— Меня дома не слушают, — объяснял мне Коновалов. — Ты говоришь то же самое, но тебя слушают.
К своим детям Коновалов не подходил. Подходил к другим «мольбертщикам»; только и слышалось:
— Здесь добавь лилового… Здесь больше охры. И смелей! Что у тебя все тает, как мороженое?! Смелей выражай свое видение, свой мир! Не стремитесь нарочно жить и творить необыкновенно, живите и творите по-своему. Будьте самими собой. И это будет самым необыкновенным. Главное — найти свой истинный путь и не разрушать в себе человеческое. И изучайте то, что сделано до вас, чтобы в дальнейшем не повторяться, а идти дальше. Кумиры должны быть только в детстве и юности, а дальше — все мы сами личности…
К «столовщикам» Коновалов относился предельно нежно. Поглаживая по голове приговаривал:
— Рисовать, значит размышлять. Давай, еще что-нибудь придумывай. Представь, в этом доме будешь жить сам, и наполняй его вещами. И мебель и вещи вырисовывай с любовью.
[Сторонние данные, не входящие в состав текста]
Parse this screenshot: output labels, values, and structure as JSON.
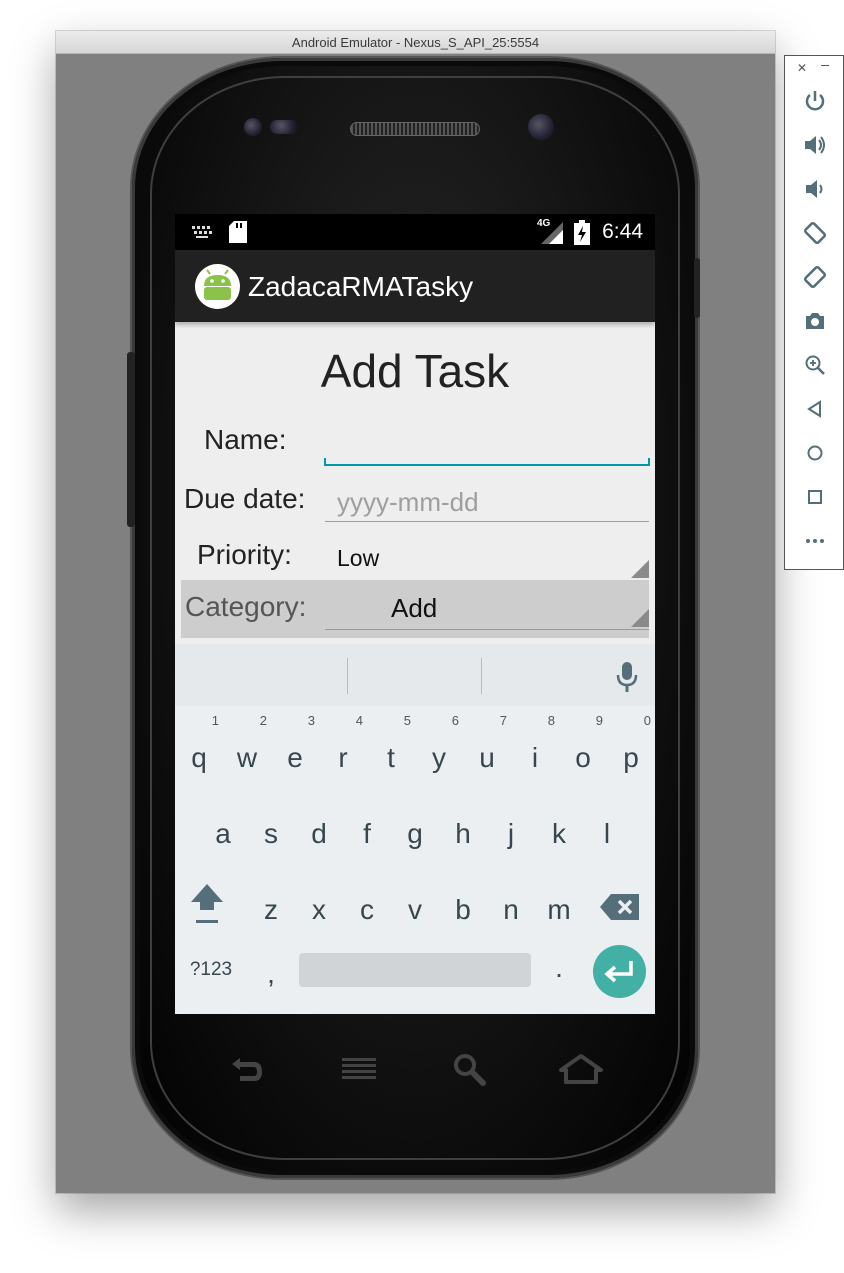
{
  "window": {
    "title": "Android Emulator - Nexus_S_API_25:5554"
  },
  "status_bar": {
    "time": "6:44",
    "network": "4G"
  },
  "action_bar": {
    "app_title": "ZadacaRMATasky"
  },
  "form": {
    "title": "Add Task",
    "name_label": "Name:",
    "name_value": "",
    "due_label": "Due date:",
    "due_placeholder": "yyyy-mm-dd",
    "priority_label": "Priority:",
    "priority_value": "Low",
    "category_label": "Category:",
    "category_value": "Add"
  },
  "keyboard": {
    "row1": [
      {
        "key": "q",
        "hint": "1"
      },
      {
        "key": "w",
        "hint": "2"
      },
      {
        "key": "e",
        "hint": "3"
      },
      {
        "key": "r",
        "hint": "4"
      },
      {
        "key": "t",
        "hint": "5"
      },
      {
        "key": "y",
        "hint": "6"
      },
      {
        "key": "u",
        "hint": "7"
      },
      {
        "key": "i",
        "hint": "8"
      },
      {
        "key": "o",
        "hint": "9"
      },
      {
        "key": "p",
        "hint": "0"
      }
    ],
    "row2": [
      "a",
      "s",
      "d",
      "f",
      "g",
      "h",
      "j",
      "k",
      "l"
    ],
    "row3": [
      "z",
      "x",
      "c",
      "v",
      "b",
      "n",
      "m"
    ],
    "symbols_label": "?123",
    "comma": ",",
    "period": "."
  },
  "colors": {
    "accent": "#0097a7",
    "enter_key": "#42b0a4",
    "action_bar": "#212121"
  }
}
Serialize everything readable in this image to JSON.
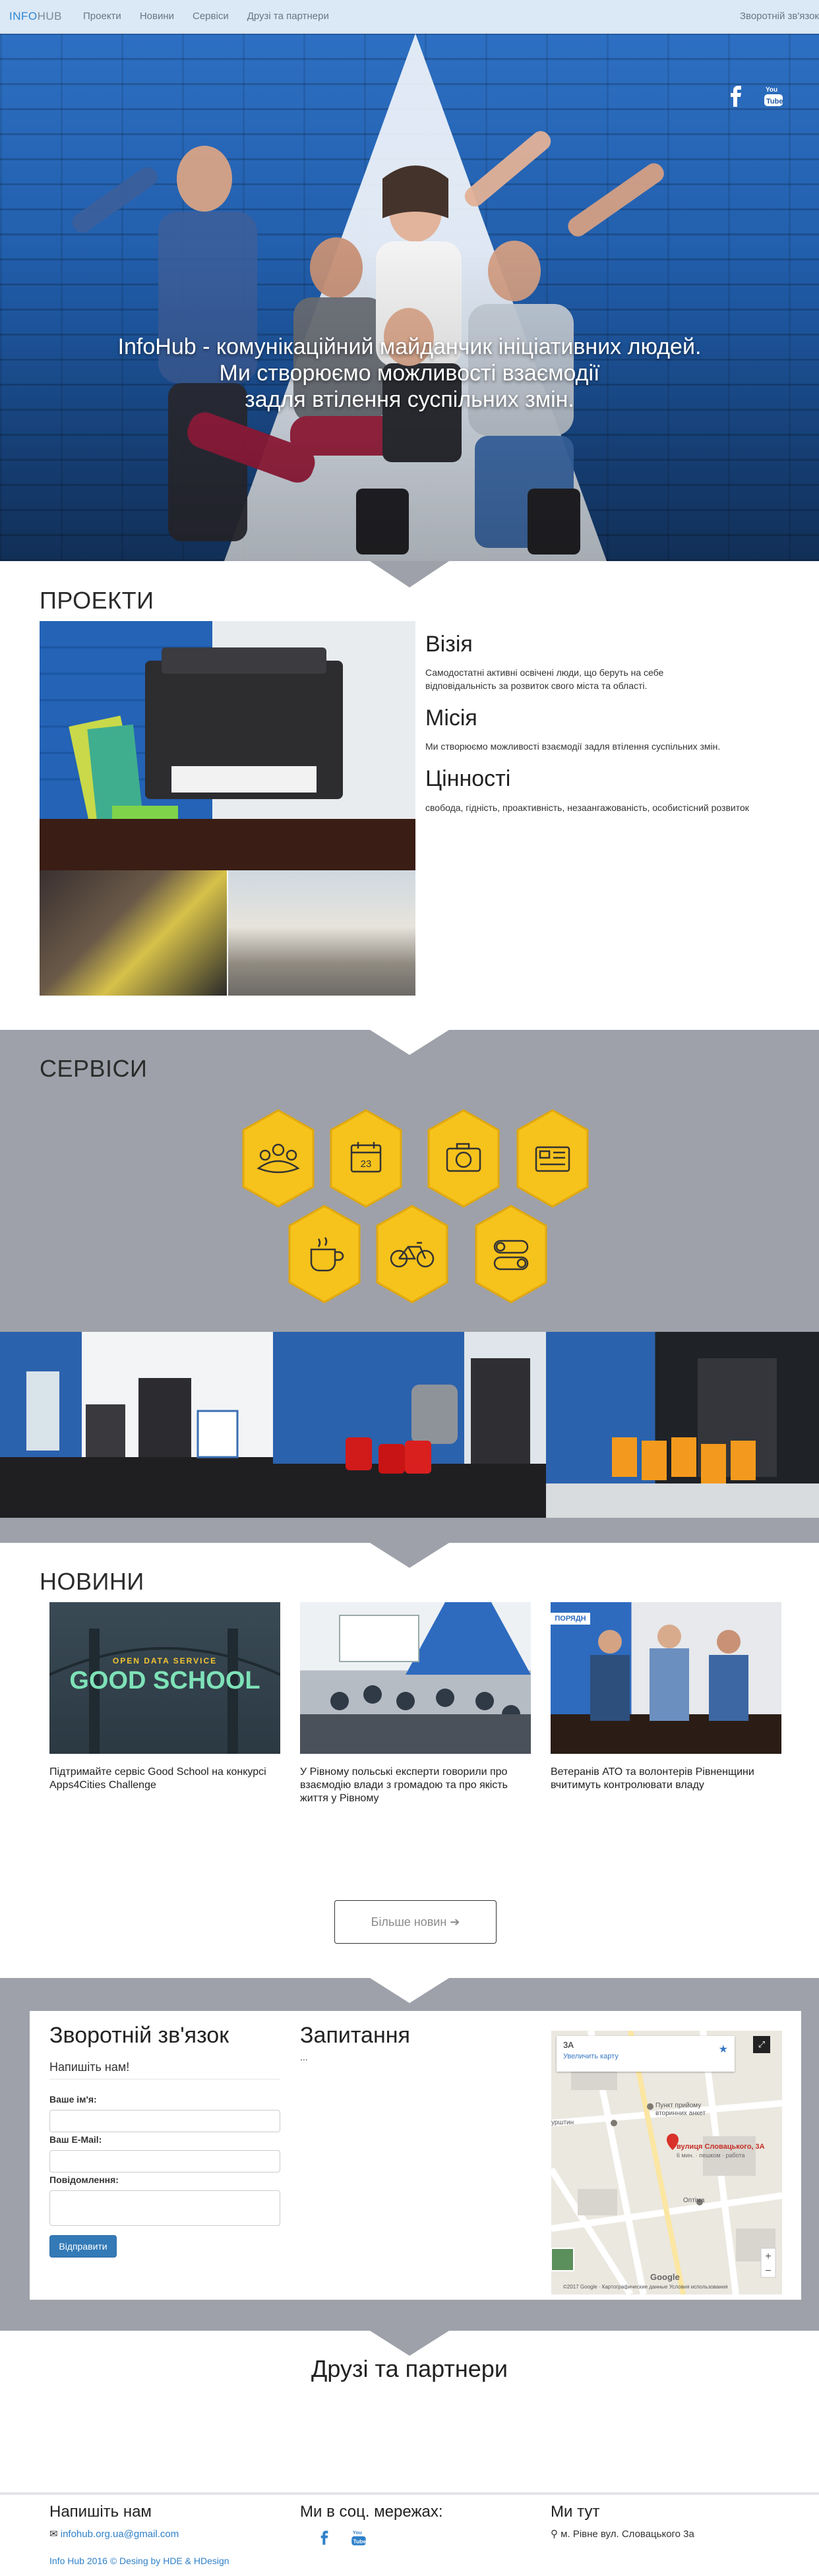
{
  "nav": {
    "brand_part1": "INFO",
    "brand_part2": "HUB",
    "links": [
      "Проекти",
      "Новини",
      "Сервіси",
      "Друзі та партнери"
    ],
    "right_link": "Зворотній зв'язок"
  },
  "hero": {
    "line1": "InfoHub - комунікаційний майданчик ініціативних людей.",
    "line2": "Ми створюємо можливості взаємодії",
    "line3": "задля втілення суспільних змін.",
    "social_icons": [
      "facebook-icon",
      "youtube-icon"
    ]
  },
  "projects": {
    "title": "ПРОЕКТИ",
    "vision_title": "Візія",
    "vision_text": "Самодостатні активні освічені люди, що беруть на себе відповідальність за розвиток свого міста та області.",
    "mission_title": "Місія",
    "mission_text": "Ми створюємо можливості взаємодії задля втілення суспільних змін.",
    "values_title": "Цінності",
    "values_text": "свобода, гідність, проактивність, незаангажованість, особистісний розвиток"
  },
  "services": {
    "title": "СЕРВІСИ",
    "icons": [
      "people-icon",
      "calendar-icon",
      "camera-icon",
      "id-card-icon",
      "coffee-cup-icon",
      "bicycle-icon",
      "toggle-switch-icon"
    ],
    "calendar_number": "23",
    "accent": "#f6c21c"
  },
  "news": {
    "title": "НОВИНИ",
    "items": [
      {
        "title": "Підтримайте сервіс Good School на конкурсі Apps4Cities Challenge",
        "img_top": "OPEN DATA SERVICE",
        "img_main": "GOOD SCHOOL"
      },
      {
        "title": "У Рівному польські експерти говорили про взаємодію влади з громадою та про якість життя у Рівному"
      },
      {
        "title": "Ветеранів АТО та волонтерів Рівненщини вчитимуть контролювати владу",
        "img_sign": "ПОРЯДН"
      }
    ],
    "more_button": "Більше новин ➔"
  },
  "contact": {
    "title": "Зворотній зв'язок",
    "subtitle": "Напишіть нам!",
    "name_label": "Ваше ім'я:",
    "email_label": "Ваш E-Mail:",
    "message_label": "Повідомлення:",
    "submit": "Відправити",
    "questions_title": "Запитання",
    "questions_text": "...",
    "map": {
      "place": "3А",
      "enlarge": "Увеличить карту",
      "street_label": "вулиця Словацького, 3А",
      "street_sub": "6 мин. · пешком · работа",
      "poi1": "Пункт прийому вторинних анкет",
      "poi2": "Оптіма",
      "street1": "урштин",
      "google": "Google",
      "copyright": "©2017 Google · Картографические данные   Условия использования"
    }
  },
  "partners": {
    "title": "Друзі та партнери"
  },
  "footer": {
    "write_title": "Напишіть нам",
    "email": "infohub.org.ua@gmail.com",
    "social_title": "Ми в соц. мережах:",
    "here_title": "Ми тут",
    "address": "м. Рівне вул. Словацького 3а",
    "copyright_prefix": "Info Hub 2016 © Desing by ",
    "hde": "HDE",
    "amp": " & ",
    "hdesign": "HDesign"
  }
}
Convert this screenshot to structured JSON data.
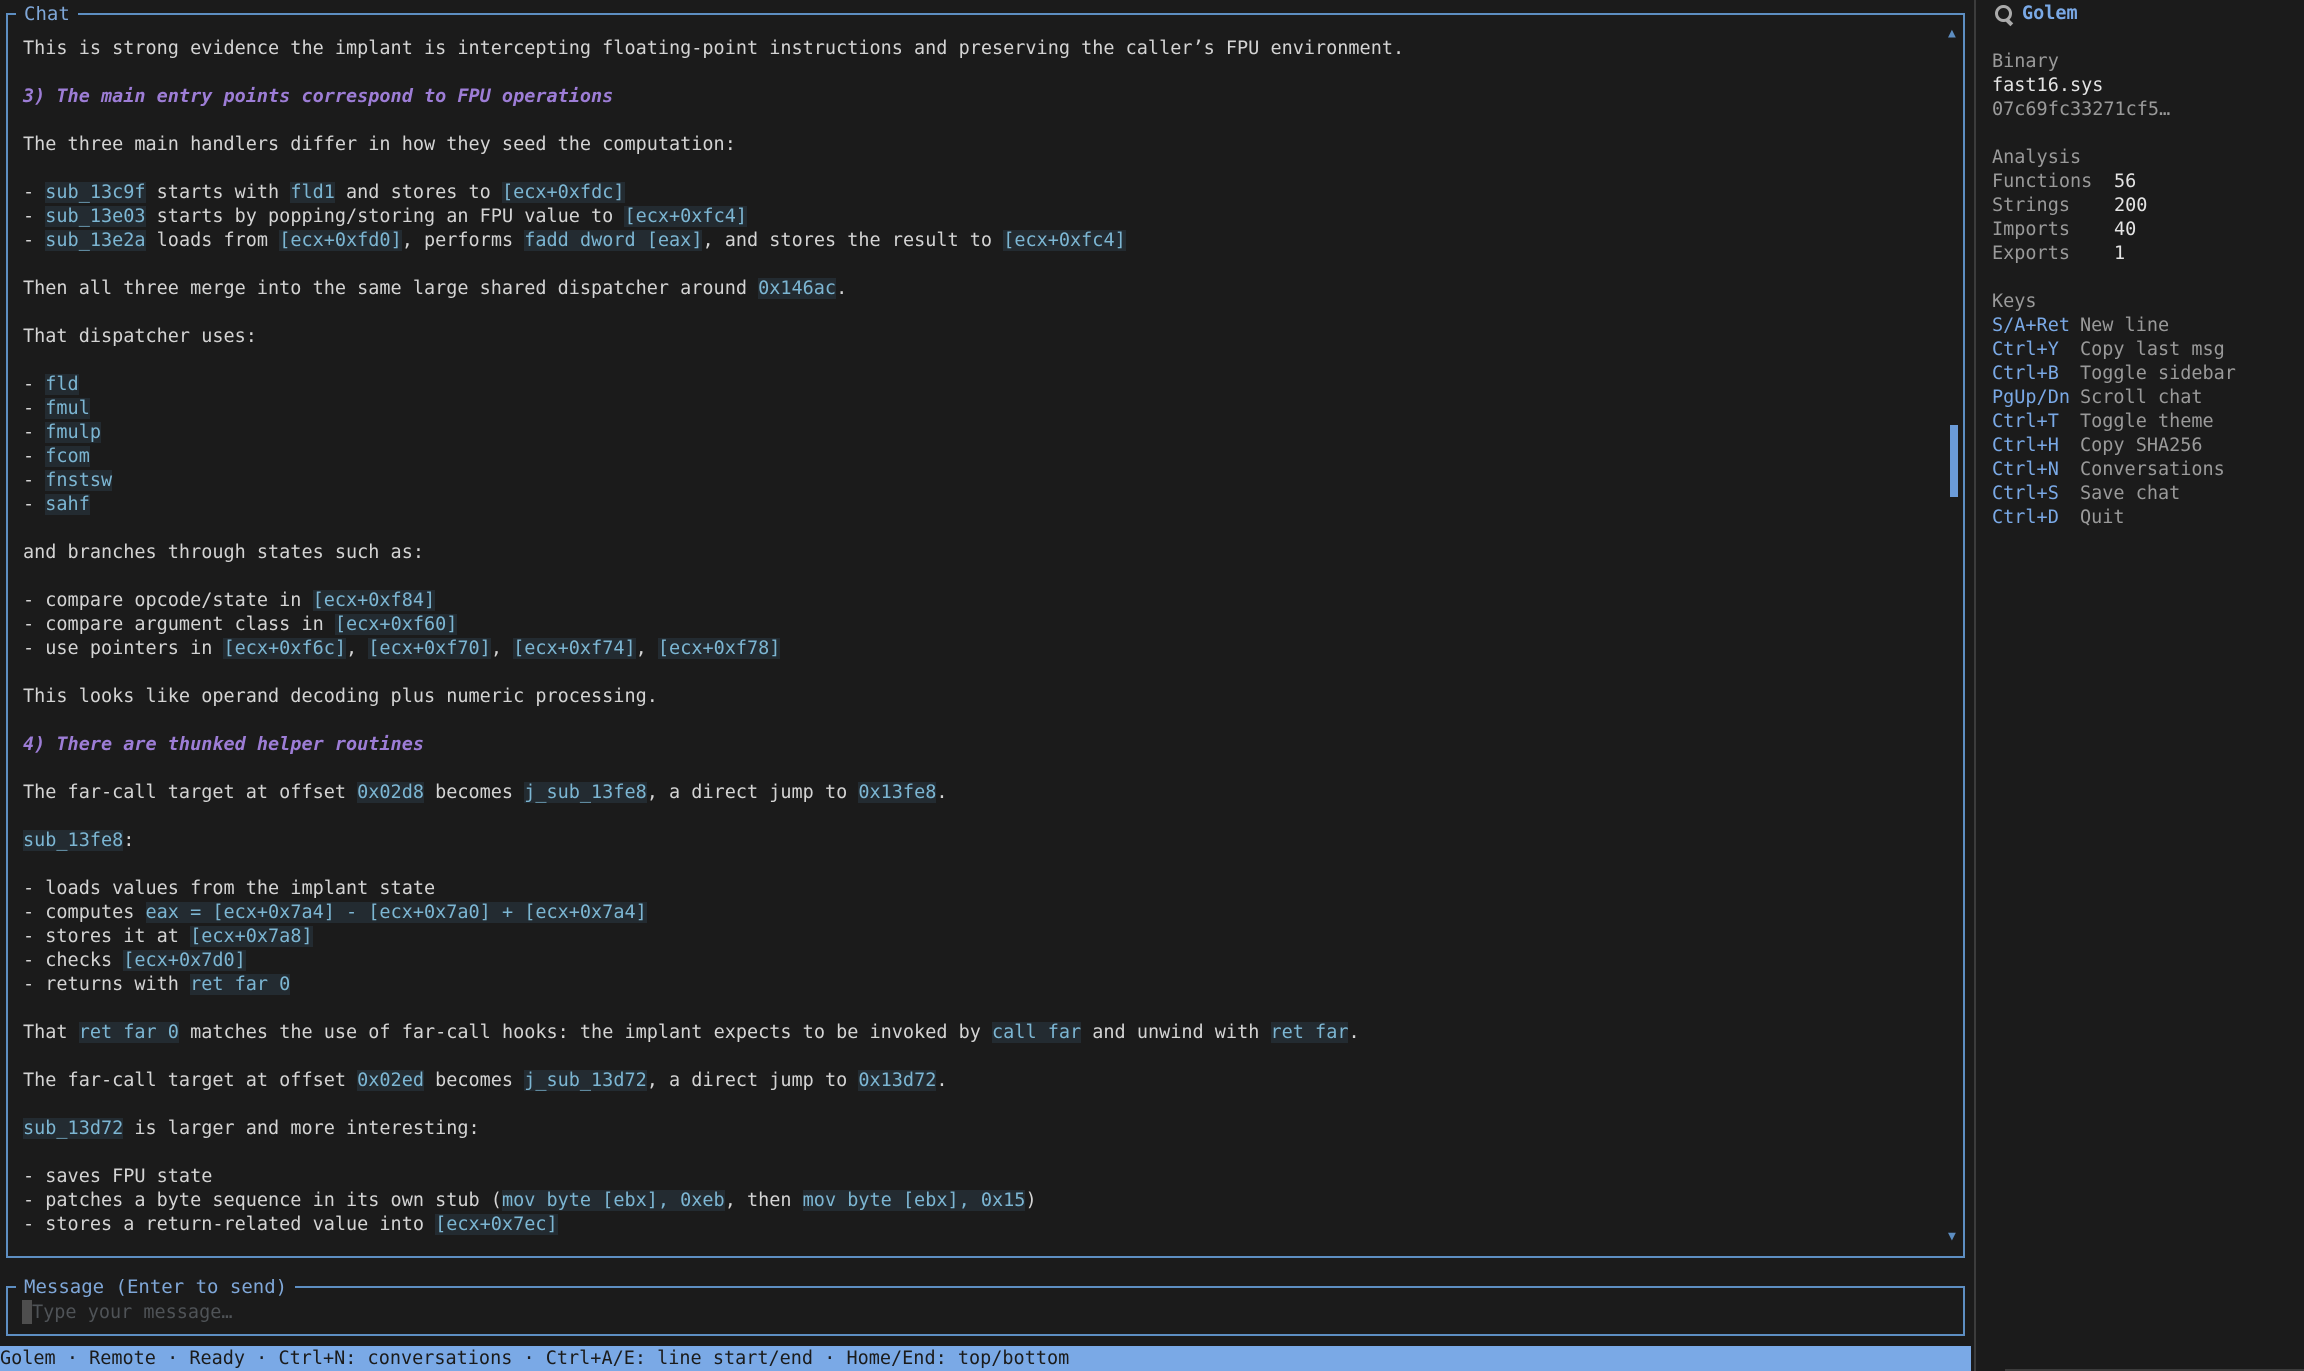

Почему нам нравятся старинные вещи: кресла, подсвечники? Потому что они сделаны с любовью! В них душа творца. Они, эти вещи, живые!.. А ты чтой-то весь перемазался? Вот пачкун! Даже лицо в краске! Краски не ешь, это ж не карамель, а акварель!
Сагратян с техническими подробностями учил ребят рисовать цветы и, для наглядности, приносил свои работы. Студийцы звали его «цветочник».
— Ты вот что, — говорил мне Сагратян. — Обязательно устрой в студии выставку своих работ, чтобы ребята уважали. Чтобы знали, с кем имеют дело. Недавно моему знакомому преподавателю в институте, студенты сказали: «А вы сами-то что можете? Никто не видел ваших работ!». С моим приятелем было плохо.
— Ребята видят мои работы в журналах и книгах, — спокойно замечал я. — Мне не надо заниматься саморекламой. К тому же, на дни рождения я дарю им свои книжки.
Почти на каждое занятие заглядывали (по пути в буфет) писатели Юрий Коваль и Константин Сергиенко. Когда они появились впервые, я представил их, перечислил их книги.
— У меня эти книжки есть дома! — воскликнула первоклассница Лена Маковская. — Но я думала… эти писатели давно умерли, — Лена подошла и потрогала моих друзей, чтобы убедиться в их реальности.
— А это их призраки, — вставил я.
— Еще живы, слава богу! — пробасил Коваль. — Нам еще на небеса рановато. Надо еще кое-что сделать здесь, на земле. Я вообще с завтрашнего дня бросаю выпивать и курить. Буду себя беречь, я нужен Отечеству.
Коваль ходил среди мольбертов, подробно разбирал каждую работу, давал дельные советы и бурчал:
— Вообще-то слушайте вашего учителя, он мастер зрелый и откровенный. И мой постоянный собутыльник (он совершенно не думал о моем авторитете).
Сергиенко подсаживался за стол к какой-нибудь девчушке и, подчеркнуто вежливо, спрашивал:
— Простите сударыня, это у вас что изображено?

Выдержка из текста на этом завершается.